3. The side channel pump of claim 1 or 2, wherein the cross-sectional size of said outflow port is at least 1.5 times larger than the cross-sectional area of said side channel.

4. The side channel pump of claim 1, 2 or 3, wherein said side channel has an arcuate shape and wherein a portion of said rerouting channel extends tangentially from said second end of said side channel.

5. The side channel pump of claim 1, 2 or 3, wherein said side channel defines an arcuate flow path between said ends thereof and wherein a portion of said rerouting channel extends tangentially from said second end of said side channel.

6. The side channel pump of claim 4 or 5, wherein said tangentially extending portion of said rerouting channel merges with a downstream rerouting channel portion which is located radially outside the circumference of said impeller, said downstream rerouting channel portion extending across said impeller plane, said downstream rerouting channel portion imparting a component of motion which is in a direction parallel to said axis of rotation to the fluid medium being pumped.

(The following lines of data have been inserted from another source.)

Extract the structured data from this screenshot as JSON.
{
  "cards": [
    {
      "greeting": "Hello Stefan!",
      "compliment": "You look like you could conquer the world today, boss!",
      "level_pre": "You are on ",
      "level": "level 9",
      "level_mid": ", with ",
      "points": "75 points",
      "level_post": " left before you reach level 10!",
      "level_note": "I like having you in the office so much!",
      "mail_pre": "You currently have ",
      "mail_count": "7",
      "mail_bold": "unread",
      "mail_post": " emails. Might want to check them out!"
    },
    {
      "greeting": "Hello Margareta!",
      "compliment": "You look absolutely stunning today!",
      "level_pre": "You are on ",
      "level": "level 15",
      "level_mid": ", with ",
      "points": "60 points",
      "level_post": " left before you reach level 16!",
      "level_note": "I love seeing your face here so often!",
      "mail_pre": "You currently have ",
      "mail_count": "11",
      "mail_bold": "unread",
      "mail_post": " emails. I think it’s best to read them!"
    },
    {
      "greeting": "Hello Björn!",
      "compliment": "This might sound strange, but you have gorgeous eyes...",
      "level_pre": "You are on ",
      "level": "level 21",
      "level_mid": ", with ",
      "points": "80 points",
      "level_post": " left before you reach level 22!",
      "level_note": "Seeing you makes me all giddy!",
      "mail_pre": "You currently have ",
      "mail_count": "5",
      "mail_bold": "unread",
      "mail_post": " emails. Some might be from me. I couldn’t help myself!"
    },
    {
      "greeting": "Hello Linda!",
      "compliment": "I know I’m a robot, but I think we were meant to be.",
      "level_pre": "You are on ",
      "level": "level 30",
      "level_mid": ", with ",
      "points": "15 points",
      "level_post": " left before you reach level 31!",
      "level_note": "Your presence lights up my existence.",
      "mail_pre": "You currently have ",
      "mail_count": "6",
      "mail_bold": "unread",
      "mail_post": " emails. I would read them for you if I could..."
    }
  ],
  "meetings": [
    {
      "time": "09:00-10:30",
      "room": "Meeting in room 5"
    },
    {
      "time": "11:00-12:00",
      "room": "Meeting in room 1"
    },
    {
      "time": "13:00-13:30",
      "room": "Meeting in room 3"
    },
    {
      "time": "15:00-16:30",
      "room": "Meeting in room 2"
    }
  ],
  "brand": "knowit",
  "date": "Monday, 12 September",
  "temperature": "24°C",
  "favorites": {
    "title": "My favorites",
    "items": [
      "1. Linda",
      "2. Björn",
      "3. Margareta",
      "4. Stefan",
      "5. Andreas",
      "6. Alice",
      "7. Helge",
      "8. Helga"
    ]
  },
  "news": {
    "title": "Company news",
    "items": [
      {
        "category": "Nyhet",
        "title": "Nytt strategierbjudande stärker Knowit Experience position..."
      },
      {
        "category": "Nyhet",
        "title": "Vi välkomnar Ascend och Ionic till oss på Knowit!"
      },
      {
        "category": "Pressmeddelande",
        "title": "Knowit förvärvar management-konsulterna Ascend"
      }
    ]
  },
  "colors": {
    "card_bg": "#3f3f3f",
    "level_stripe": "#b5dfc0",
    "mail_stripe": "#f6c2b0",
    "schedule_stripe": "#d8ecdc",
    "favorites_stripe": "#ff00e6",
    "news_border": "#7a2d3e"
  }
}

7. A side channel pump comprising an impeller and a housing which closely encloses the impeller axially on both sides and on the circumference and which forms, on one axial side of the impeller, devices for supplying and discharging a medium;
wherein a side channel is arranged on the other side of, and in fluid communication with, the impeller, and an outflow end of the side channel is in fluid communication with the medium-discharging device by means of a rerouting channel which is led essentially radially outside the impeller through the impeller plane from one side of the impeller to the other.

8. A side channel pump according to claim 7, wherein the rerouting channel is separated from the impeller space.

9. A side channel pump according to claim 7 or 8, wherein the rerouting channel is led tangentially out of the side channel and is deflected axially outside the impeller space.

10. A side channel pump according to any one of claims 7 to 9, wherein the cross-sectional size of the medium-discharging device is at least 1.5 times larger than the cross-sectional size of the side channel.